Global stocks were on track to post their best month since late 2020, bouncing back from a savage first half of 2022 as easing rate rise expectations and upbeat earnings from big tech groups fuelled a broad rally.
The FTSE All-World index of developed and emerging market shares has jumped 5.8 per cent in July, as sentiment was boosted this week by resilient quarterly updates from America’s tech titans that signalled the dominant US equity sector could withstand economic headwinds.
The strong performance in July stands in contrast to the first six months of this year, when the global stock index slumped by more than 20 per cent, dragged lower by the worst first-half performance for the $44tn US equity markets in more than 50 years.

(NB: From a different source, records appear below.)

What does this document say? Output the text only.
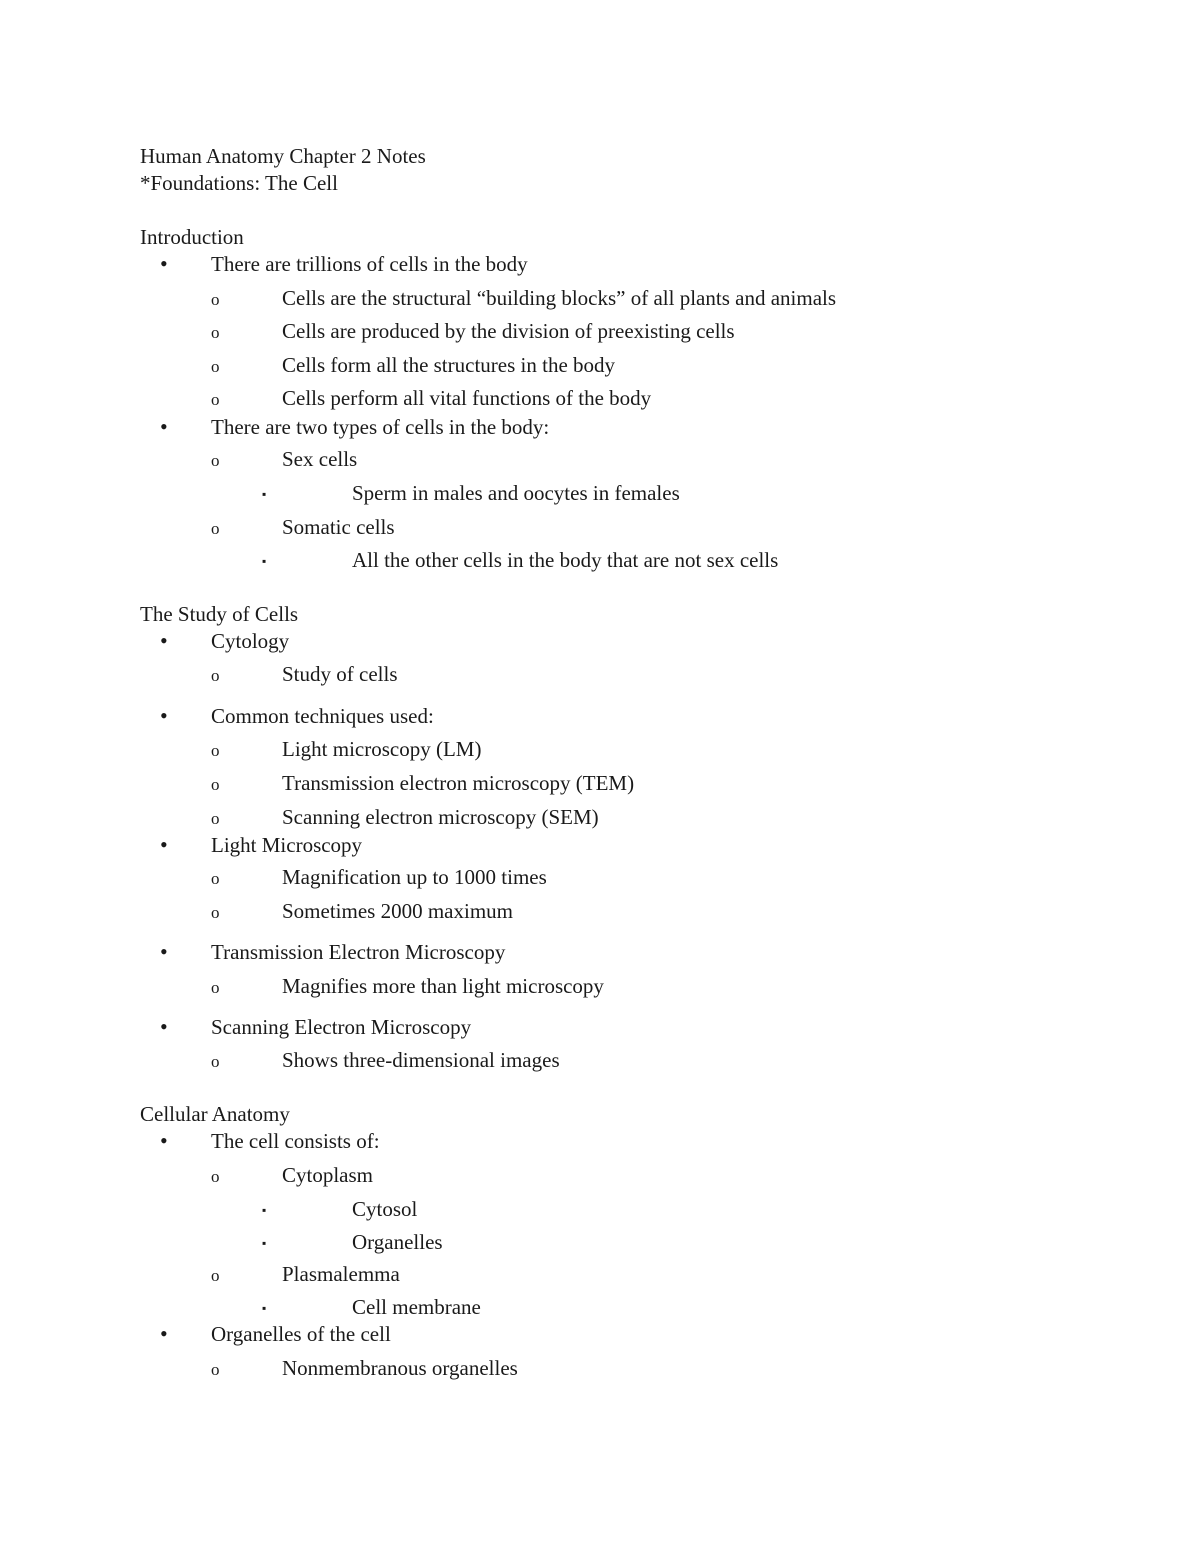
Human Anatomy Chapter 2 Notes
*Foundations: The Cell
Introduction
• There are trillions of cells in the body
o	Cells are the structural “building blocks” of all plants and animals
o	Cells are produced by the division of preexisting cells
o	Cells form all the structures in the body
o	Cells perform all vital functions of the body
• There are two types of cells in the body:
o	Sex cells
▪	Sperm in males and oocytes in females
o	Somatic cells
▪	All the other cells in the body that are not sex cells
The Study of Cells
• Cytology
o	Study of cells
• Common techniques used:
o	Light microscopy (LM)
o	Transmission electron microscopy (TEM)
o	Scanning electron microscopy (SEM)
• Light Microscopy
o	Magnification up to 1000 times
o	Sometimes 2000 maximum
• Transmission Electron Microscopy
o	Magnifies more than light microscopy
• Scanning Electron Microscopy
o	Shows three-dimensional images
Cellular Anatomy
• The cell consists of:
o	Cytoplasm
▪	Cytosol
▪	Organelles
o	Plasmalemma
▪	Cell membrane
• Organelles of the cell
o	Nonmembranous organelles
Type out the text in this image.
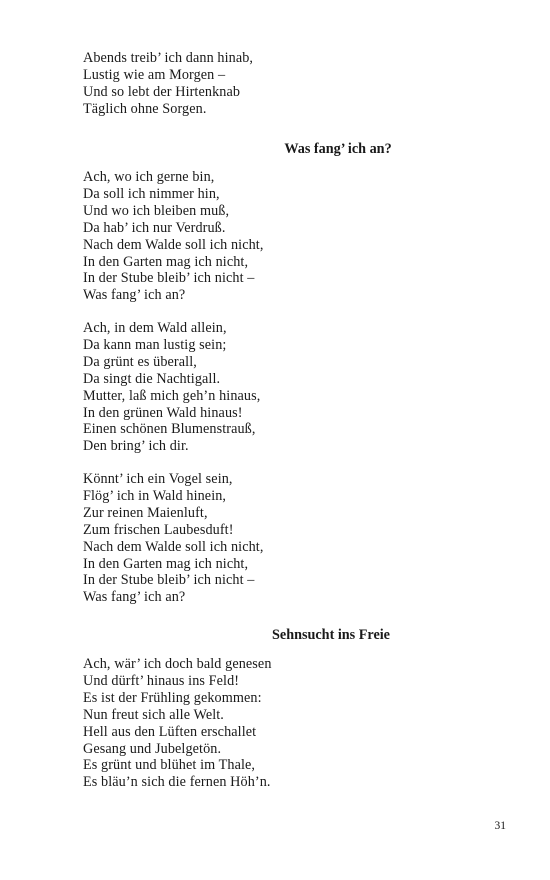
Abends treib’ ich dann hinab,
Lustig wie am Morgen –
Und so lebt der Hirtenknab
Täglich ohne Sorgen.
Was fang’ ich an?
Ach, wo ich gerne bin,
Da soll ich nimmer hin,
Und wo ich bleiben muß,
Da hab’ ich nur Verdruß.
Nach dem Walde soll ich nicht,
In den Garten mag ich nicht,
In der Stube bleib’ ich nicht –
Was fang’ ich an?
Ach, in dem Wald allein,
Da kann man lustig sein;
Da grünt es überall,
Da singt die Nachtigall.
Mutter, laß mich geh’n hinaus,
In den grünen Wald hinaus!
Einen schönen Blumenstrauß,
Den bring’ ich dir.
Könnt’ ich ein Vogel sein,
Flög’ ich in Wald hinein,
Zur reinen Maienluft,
Zum frischen Laubesduft!
Nach dem Walde soll ich nicht,
In den Garten mag ich nicht,
In der Stube bleib’ ich nicht –
Was fang’ ich an?
Sehnsucht ins Freie
Ach, wär’ ich doch bald genesen
Und dürft’ hinaus ins Feld!
Es ist der Frühling gekommen:
Nun freut sich alle Welt.
Hell aus den Lüften erschallet
Gesang und Jubelgetön.
Es grünt und blühet im Thale,
Es bläu’n sich die fernen Höh’n.
31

Shares in Amazon leapt 12 per cent higher in pre-market trading in New York on Friday after the ecommerce giant beat analysts’ quarterly revenue forecasts and offered an upbeat outlook for the rest of the year because of strength in its cloud computing business.
Microsoft, Apple and Google parent Alphabet have all also issued more confident outlooks than investors had feared, lifting the US tech sector that has an outsized weighting in global markets.

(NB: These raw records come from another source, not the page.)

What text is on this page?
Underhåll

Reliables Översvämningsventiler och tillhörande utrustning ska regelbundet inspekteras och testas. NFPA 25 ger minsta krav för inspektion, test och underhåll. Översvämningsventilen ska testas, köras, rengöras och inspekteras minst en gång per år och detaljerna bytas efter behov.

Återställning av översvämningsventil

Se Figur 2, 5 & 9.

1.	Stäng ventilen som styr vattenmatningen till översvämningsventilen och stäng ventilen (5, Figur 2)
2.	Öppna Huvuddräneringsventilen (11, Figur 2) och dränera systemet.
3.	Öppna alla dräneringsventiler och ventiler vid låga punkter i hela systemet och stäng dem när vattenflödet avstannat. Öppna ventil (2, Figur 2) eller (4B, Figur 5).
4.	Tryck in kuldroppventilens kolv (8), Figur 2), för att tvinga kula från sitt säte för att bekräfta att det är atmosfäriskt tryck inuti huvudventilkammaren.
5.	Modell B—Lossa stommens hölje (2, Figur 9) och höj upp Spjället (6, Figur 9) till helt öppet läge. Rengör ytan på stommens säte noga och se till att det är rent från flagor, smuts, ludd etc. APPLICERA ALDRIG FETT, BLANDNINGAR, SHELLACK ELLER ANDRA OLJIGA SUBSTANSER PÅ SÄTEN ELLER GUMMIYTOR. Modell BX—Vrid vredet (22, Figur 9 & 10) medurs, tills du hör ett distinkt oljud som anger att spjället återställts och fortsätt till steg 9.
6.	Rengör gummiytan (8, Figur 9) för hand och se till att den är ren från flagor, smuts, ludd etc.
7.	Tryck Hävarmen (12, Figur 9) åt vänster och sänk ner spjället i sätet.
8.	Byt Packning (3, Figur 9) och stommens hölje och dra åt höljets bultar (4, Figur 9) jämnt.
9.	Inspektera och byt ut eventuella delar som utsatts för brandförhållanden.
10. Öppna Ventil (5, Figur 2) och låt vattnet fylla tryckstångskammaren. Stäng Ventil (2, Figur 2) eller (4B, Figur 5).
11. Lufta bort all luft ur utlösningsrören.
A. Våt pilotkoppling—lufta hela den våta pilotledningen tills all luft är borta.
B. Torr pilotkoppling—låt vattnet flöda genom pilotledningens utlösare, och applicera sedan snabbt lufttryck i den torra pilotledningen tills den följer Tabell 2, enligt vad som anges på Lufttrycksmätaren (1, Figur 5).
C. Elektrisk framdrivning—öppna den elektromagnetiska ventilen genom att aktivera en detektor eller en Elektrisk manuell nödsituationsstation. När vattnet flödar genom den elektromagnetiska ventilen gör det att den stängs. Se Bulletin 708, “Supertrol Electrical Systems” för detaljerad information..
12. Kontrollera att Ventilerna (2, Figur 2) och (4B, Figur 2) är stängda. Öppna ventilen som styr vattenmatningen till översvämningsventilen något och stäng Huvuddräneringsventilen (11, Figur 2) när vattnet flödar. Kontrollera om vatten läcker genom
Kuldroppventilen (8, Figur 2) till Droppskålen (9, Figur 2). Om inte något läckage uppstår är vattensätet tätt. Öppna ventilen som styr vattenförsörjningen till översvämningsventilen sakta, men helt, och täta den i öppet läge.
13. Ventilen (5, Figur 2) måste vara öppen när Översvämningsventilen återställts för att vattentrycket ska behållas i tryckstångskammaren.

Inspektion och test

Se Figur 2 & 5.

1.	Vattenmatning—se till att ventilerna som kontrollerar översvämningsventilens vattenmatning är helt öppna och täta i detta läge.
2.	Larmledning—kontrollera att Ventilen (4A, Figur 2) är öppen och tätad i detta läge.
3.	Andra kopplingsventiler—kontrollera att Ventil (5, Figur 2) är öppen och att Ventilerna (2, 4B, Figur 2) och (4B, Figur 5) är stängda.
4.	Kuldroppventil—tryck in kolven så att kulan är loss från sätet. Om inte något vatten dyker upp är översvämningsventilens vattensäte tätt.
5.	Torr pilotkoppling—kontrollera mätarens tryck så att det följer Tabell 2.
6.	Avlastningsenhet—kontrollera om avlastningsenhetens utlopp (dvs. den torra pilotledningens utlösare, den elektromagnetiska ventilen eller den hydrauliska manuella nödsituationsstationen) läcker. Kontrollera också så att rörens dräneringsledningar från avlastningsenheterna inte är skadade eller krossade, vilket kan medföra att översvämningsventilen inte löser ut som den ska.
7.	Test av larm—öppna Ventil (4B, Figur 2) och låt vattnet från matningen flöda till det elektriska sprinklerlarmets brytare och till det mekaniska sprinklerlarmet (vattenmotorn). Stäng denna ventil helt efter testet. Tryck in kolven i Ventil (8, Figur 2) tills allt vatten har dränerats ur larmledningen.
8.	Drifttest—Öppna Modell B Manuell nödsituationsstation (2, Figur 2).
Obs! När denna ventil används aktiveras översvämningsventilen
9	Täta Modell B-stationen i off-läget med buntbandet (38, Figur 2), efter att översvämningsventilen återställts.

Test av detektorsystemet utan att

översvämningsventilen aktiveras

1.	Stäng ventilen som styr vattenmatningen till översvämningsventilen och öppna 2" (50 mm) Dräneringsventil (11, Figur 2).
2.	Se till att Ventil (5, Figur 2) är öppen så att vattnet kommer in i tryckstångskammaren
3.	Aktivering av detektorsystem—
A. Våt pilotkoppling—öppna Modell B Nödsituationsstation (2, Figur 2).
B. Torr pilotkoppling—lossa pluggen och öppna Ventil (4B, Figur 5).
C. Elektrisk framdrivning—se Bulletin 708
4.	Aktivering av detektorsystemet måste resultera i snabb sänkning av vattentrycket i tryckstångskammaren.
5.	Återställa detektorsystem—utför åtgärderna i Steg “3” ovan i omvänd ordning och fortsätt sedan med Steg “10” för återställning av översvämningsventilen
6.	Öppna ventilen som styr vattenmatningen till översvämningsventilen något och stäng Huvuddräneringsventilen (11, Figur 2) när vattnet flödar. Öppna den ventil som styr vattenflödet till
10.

In a sign of how investor sentiment is brightening, US equity funds tracked by EPFR recorded their largest inflow in six weeks this week, picking up $9.5bn of net new investments, according to Bank of America. The blue-chip S&P 500 has jumped more than 7 per cent this month, with 86 per cent of the stocks listed on the index rising since the end of June, according to FactSet data. Across the Atlantic, Europe’s Stoxx 600 has gained around 7 per cent.

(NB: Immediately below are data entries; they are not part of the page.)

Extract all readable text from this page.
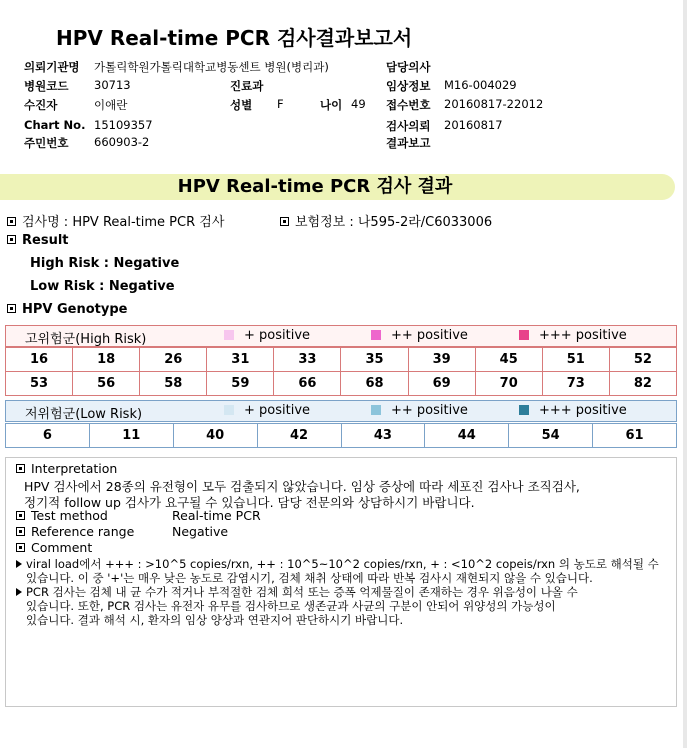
HPV Real-time PCR 검사결과보고서
의뢰기관명 가톨릭학원가톨릭대학교병동센트 병원(병리과)	담당의사
병원코드 30713	진료과	임상정보 M16-004029
수진자	이애란	성별 F	나이 49 접수번호 20160817-22012
Chart No. 15109357	검사의뢰 20160817
주민번호 660903-2	결과보고
HPV Real-time PCR 검사 결과
검사명 : HPV Real-time PCR 검사	보험정보 : 나595-2라/C6033006
Result
High Risk : Negative
Low Risk : Negative
HPV Genotype
고위험군(High Risk)	+ positive	++ positive	+++ positive
16	18	26	31	33	35	39	45	51	52
53	56	58	59	66	68	69	70	73	82
저위험군(Low Risk)	+ positive	++ positive	+++ positive
6	11	40	42	43	44	54	61
Interpretation
HPV 검사에서 28종의 유전형이 모두 검출되지 않았습니다. 임상 증상에 따라 세포진 검사나 조직검사,
정기적 follow up 검사가 요구될 수 있습니다. 담당 전문의와 상담하시기 바랍니다.
Test method	Real-time PCR
Reference range	Negative
Comment
viral load에서 +++ : >10^5 copies/rxn, ++ : 10^5~10^2 copies/rxn, + : <10^2 copeis/rxn 의 농도로 해석될 수
있습니다. 이 중 '+'는 매우 낮은 농도로 감염시기, 검체 채취 상태에 따라 반복 검사시 재현되지 않을 수 있습니다.
PCR 검사는 검체 내 균 수가 적거나 부적절한 검체 희석 또는 증폭 억제물질이 존재하는 경우 위음성이 나올 수
있습니다. 또한, PCR 검사는 유전자 유무를 검사하므로 생존균과 사균의 구분이 안되어 위양성의 가능성이
있습니다. 결과 해석 시, 환자의 임상 양상과 연관지어 판단하시기 바랍니다.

A bout of weak data on the US economy has helped ease concerns that the Federal Reserve, the world’s most influential central bank, will continue to aggressively tighten monetary policy after it sharply lifted interest rates in the first seven months of this year. Those views were bolstered on Thursday, when data showed the US economy had contracted for a second consecutive quarter, sparking hopes that the worst inflationary cycle for four decades would moderate.
“Economic data has not been that strong [and] that was taken as less aggressive monetary policy going forward,” said Antoine Lesne, head of strategy and research at State Street’s SPDR ETF business.
“The Fed is going to continue to hike, but not as forcefully as the market had previously expected,” he added.
Futures pricing on Friday implied the Fed’s main funds rate would peak at 3.25 per cent next February from a range of 2.25 to 2.5 per cent at present. In mid-June, such predictions ran as high as 3.9 per cent.
Strategists at Barclays, however, warned that July’s strong performance for stocks and bonds “could be brought back down to earth” by inflation remaining elevated as a result of Russia’s invasion of Ukraine.
“The fundamental outlook remains clouded by the dramatic slowing in the economy and high energy prices,” they said in a note to clients. “It feels optimistic to believe the Fed can soon reverse course.”